Right. So, is the idea then the 767 as they go out of the fleet get replaced by when do you source in the market?

Calin Rovinescu

I think we have a lot of flexibility with that, the bulk of the Rouge 767, we see potential use for like well into the decade, many of them were hoping to keep 2023, 2024, and we have the option to do that, and also within the contracts that we negotiate our 10-year deal with our pilots, we do have already built in the flexibility replaced those airplanes with several different types of light bodies. So, we have, we have lots of options going forward and then of course there are many newer 767s in the market that there is nothing, in the forms of different type of aircraft that makes sense for us, we could always choose to bring in or swap out the ones we had for newer second hand aircraft.

David Tyerman

Okay, fair enough. And then my other question is on the Rouge.

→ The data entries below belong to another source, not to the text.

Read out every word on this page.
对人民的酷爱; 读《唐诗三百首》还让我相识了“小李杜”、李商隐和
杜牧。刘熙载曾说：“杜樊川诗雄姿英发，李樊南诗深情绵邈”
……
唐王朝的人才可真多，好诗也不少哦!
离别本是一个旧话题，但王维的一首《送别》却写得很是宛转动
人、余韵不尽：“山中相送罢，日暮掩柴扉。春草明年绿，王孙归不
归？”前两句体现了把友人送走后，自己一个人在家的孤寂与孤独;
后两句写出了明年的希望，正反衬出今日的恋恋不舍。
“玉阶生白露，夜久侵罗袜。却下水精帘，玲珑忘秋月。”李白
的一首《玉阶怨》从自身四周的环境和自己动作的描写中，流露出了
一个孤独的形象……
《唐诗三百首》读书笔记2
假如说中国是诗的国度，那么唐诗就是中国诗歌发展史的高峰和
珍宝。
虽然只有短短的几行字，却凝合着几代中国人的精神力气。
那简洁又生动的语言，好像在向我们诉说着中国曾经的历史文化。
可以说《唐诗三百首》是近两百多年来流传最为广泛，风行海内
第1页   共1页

So, any further thoughts on further expansion of Rouge?

Calin Rovinescu

Well, we’re always looking at new markets, not something we want to talk about on this call, but there are still plenty of opportunities for that model as you’re seeing it – we’ve – I’d say the bulk, but not all of the routes that we’ve chosen for Rouge have performed at or above expectation and we continue to expand the seasons or the length of the season, which we operate on many of them and we continue to see more and more opportunity, both across the Atlantic and the Pacific. And you’ll see next winter based on our performance this winter, we’ve already loaded the schedule into reservation system.

You’ll see – you’ll be able to figure out where it’s working, when we go out.

David Tyerman

Okay. Thank you.

Calin Rovinescu

Great. Thanks everyone

Operator

Thank you. The conference has now ended.

Please disconnect your lines at this time, and we thank you for your participation.